Deep Manifold Part 2: Neural Network Mathematics
Max Y. Ma, Gen-Hua Shi
TL;DR
The paper reframes deep networks as learnable numerical computations on stacked, piecewise manifolds, driven by boundary-conditioned fixed-point iterations. It develops a comprehensive framework spanning neural network geometry, algebra, and Lagrangian fixed points, incorporating stochasticity and data complexity to explain learnability beyond traditional optimization. A key contribution is the manifold federation perspective, advocating many small elastic models coordinated via prompts, agentic control, and tools to overcome CAP-like tradeoffs in coverage, accuracy, and performance. The work also connects these ideas to AI for science and engineering, articulating data-driven constitutive modeling, forward/inverse problem solving, and federation architectures as practical pathways toward robust, scalable world-modeling while remaining cautious about notions of intrinsic machine intelligence.
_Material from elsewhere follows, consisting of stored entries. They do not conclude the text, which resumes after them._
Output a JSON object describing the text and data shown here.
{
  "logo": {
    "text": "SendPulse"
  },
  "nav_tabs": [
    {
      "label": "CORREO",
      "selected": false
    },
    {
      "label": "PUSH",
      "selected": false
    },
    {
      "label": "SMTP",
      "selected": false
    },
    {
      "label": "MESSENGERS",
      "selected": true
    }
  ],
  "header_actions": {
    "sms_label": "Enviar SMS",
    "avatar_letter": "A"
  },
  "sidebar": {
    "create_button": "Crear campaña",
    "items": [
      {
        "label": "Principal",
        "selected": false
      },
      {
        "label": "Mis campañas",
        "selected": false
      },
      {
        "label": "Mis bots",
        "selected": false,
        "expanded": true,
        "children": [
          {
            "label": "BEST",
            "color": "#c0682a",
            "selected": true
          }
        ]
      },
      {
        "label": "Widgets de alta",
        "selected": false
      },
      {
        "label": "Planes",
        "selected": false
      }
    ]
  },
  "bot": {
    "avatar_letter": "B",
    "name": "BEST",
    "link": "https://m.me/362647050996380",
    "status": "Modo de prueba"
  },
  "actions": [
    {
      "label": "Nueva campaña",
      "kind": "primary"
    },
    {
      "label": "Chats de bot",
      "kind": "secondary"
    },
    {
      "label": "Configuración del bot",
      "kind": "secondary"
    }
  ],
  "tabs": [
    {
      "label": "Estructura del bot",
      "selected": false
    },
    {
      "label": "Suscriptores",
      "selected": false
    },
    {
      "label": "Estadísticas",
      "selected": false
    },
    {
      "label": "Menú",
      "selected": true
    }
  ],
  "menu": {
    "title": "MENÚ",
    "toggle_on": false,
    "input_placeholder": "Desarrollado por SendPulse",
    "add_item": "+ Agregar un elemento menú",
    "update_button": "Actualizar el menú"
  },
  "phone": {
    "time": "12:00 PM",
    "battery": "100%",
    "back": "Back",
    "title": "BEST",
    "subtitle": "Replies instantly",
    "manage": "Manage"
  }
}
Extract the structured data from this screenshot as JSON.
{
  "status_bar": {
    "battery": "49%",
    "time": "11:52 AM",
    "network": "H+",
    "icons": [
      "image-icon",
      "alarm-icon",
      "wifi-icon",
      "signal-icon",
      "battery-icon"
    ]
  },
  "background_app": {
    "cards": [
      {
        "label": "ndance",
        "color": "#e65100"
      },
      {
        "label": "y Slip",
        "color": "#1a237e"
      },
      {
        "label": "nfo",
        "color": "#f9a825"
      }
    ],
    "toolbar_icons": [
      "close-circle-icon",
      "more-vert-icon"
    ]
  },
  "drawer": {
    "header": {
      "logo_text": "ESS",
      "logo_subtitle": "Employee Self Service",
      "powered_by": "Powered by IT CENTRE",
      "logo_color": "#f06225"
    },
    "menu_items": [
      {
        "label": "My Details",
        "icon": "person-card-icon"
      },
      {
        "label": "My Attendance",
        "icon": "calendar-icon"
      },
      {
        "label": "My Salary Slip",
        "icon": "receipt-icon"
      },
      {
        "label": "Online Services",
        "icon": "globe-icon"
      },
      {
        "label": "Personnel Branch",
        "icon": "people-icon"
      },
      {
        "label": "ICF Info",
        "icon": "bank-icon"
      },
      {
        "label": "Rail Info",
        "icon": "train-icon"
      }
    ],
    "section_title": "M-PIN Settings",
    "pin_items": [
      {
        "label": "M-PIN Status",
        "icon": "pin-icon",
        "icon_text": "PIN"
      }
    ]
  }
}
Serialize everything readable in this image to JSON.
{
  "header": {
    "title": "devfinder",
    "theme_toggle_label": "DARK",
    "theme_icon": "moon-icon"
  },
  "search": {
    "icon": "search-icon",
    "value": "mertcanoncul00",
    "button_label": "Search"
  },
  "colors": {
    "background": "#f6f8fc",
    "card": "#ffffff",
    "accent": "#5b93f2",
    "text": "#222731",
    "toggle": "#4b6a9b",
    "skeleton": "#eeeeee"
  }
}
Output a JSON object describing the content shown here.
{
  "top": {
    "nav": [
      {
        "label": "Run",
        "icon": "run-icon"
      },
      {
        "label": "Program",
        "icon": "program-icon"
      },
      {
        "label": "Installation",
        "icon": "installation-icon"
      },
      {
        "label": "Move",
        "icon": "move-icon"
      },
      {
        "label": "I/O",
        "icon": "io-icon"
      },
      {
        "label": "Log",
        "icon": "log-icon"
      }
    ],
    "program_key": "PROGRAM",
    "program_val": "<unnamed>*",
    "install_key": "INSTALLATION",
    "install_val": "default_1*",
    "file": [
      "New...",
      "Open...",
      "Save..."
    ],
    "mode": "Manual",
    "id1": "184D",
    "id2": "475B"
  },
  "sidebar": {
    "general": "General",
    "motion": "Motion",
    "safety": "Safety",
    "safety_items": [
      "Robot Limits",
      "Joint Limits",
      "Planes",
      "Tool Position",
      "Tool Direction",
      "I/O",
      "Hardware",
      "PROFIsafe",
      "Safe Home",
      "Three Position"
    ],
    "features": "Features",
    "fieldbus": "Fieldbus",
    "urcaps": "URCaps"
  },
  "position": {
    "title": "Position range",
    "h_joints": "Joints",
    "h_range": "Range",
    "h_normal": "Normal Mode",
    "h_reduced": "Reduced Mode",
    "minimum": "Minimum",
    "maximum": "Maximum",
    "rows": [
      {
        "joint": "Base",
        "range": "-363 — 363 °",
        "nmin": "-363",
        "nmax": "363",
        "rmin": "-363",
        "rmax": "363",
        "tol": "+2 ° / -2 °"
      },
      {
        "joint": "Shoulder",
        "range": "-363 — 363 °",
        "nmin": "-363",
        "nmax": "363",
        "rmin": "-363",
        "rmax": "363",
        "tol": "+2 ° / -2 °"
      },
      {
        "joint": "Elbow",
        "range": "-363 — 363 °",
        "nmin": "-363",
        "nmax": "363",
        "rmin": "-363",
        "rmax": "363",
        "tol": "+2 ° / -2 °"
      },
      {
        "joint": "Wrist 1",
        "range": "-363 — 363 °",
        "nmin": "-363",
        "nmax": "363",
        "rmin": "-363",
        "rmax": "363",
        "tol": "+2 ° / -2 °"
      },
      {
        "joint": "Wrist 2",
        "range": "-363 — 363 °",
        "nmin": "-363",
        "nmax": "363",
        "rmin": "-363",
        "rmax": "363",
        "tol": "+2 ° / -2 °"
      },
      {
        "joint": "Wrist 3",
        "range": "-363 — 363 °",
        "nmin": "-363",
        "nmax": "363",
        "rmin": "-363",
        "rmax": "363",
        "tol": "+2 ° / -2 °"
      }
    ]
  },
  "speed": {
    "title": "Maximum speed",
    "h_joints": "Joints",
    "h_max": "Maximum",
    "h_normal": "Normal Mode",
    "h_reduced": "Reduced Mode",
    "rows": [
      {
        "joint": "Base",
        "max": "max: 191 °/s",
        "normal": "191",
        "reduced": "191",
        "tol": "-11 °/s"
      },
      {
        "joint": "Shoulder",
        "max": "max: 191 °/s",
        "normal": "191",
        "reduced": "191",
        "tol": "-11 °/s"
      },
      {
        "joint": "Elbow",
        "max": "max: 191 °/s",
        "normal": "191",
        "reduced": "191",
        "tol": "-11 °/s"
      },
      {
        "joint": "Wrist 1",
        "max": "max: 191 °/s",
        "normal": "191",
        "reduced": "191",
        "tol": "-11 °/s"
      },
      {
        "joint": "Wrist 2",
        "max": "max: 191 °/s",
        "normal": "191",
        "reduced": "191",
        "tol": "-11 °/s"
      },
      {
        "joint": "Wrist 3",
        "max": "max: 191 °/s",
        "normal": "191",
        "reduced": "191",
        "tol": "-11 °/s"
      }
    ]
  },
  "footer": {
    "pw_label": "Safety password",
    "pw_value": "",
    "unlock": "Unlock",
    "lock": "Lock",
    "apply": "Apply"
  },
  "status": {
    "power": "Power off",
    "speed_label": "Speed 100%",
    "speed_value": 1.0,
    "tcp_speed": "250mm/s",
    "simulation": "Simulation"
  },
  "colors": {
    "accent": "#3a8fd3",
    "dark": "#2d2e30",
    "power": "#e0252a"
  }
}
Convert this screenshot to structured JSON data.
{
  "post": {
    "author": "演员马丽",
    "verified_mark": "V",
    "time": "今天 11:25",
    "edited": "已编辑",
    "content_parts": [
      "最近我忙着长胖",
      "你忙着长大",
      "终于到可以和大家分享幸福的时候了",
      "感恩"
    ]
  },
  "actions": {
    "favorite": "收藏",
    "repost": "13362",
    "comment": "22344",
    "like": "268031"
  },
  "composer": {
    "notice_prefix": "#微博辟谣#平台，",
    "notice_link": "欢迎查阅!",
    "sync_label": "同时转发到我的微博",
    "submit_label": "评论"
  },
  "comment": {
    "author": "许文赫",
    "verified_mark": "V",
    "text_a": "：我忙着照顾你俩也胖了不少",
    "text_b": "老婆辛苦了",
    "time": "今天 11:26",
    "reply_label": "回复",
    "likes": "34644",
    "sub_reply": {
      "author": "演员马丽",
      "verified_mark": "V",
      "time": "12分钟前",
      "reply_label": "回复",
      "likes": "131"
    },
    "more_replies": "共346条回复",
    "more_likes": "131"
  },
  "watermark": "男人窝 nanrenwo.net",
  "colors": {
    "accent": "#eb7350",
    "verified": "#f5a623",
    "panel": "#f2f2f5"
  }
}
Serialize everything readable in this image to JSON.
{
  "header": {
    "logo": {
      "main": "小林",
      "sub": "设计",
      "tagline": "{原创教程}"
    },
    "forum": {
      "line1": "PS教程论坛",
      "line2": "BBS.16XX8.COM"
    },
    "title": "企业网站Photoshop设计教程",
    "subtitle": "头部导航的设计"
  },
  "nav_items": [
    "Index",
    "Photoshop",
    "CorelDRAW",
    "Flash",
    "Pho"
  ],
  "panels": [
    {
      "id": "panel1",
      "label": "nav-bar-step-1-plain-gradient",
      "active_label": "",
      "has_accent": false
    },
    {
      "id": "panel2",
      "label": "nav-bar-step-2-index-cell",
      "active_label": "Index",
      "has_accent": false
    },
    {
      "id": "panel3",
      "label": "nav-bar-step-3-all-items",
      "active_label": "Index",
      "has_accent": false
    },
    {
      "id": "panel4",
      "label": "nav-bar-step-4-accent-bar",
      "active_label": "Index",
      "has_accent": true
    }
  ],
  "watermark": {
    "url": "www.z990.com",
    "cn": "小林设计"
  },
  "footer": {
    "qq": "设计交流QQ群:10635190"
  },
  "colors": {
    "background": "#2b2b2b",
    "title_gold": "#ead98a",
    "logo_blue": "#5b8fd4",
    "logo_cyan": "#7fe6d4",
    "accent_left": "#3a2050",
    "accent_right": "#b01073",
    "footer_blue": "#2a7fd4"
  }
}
Practical impact lies in guiding architecture design, federated deployment, and prompt-based orchestration to harness high-order nonlinearity and real-world data complexity more reliably than monolithic models.
Abstract
This work develops the global equations of neural networks through stacked piecewise manifolds, fixed-point theory, and boundary-conditioned iteration. Once fixed coordinates and operators are removed, a neural network appears as a learnable numerical computation shaped by manifold complexity, high-order nonlinearity, and boundary conditions. Real-world data impose strong data complexity, near-infinite scope, scale, and minibatch fragmentation, while training dynamics produce learning complexity through shifting node covers, curvature accumulation, and the rise and decay of plasticity. These forces constrain learnability and explain why capability emerges only when fixed-point regions stabilize. Neural networks do not begin with fixed points; they construct them through residual-driven iteration. This perspective clarifies the limits of monolithic models under geometric and data-induced plasticity and motivates architectures and federated systems that distribute manifold complexity across many elastic models, forming a coherent world-modeling framework grounded in geometry, algebra, fixed points, and real-data complexity.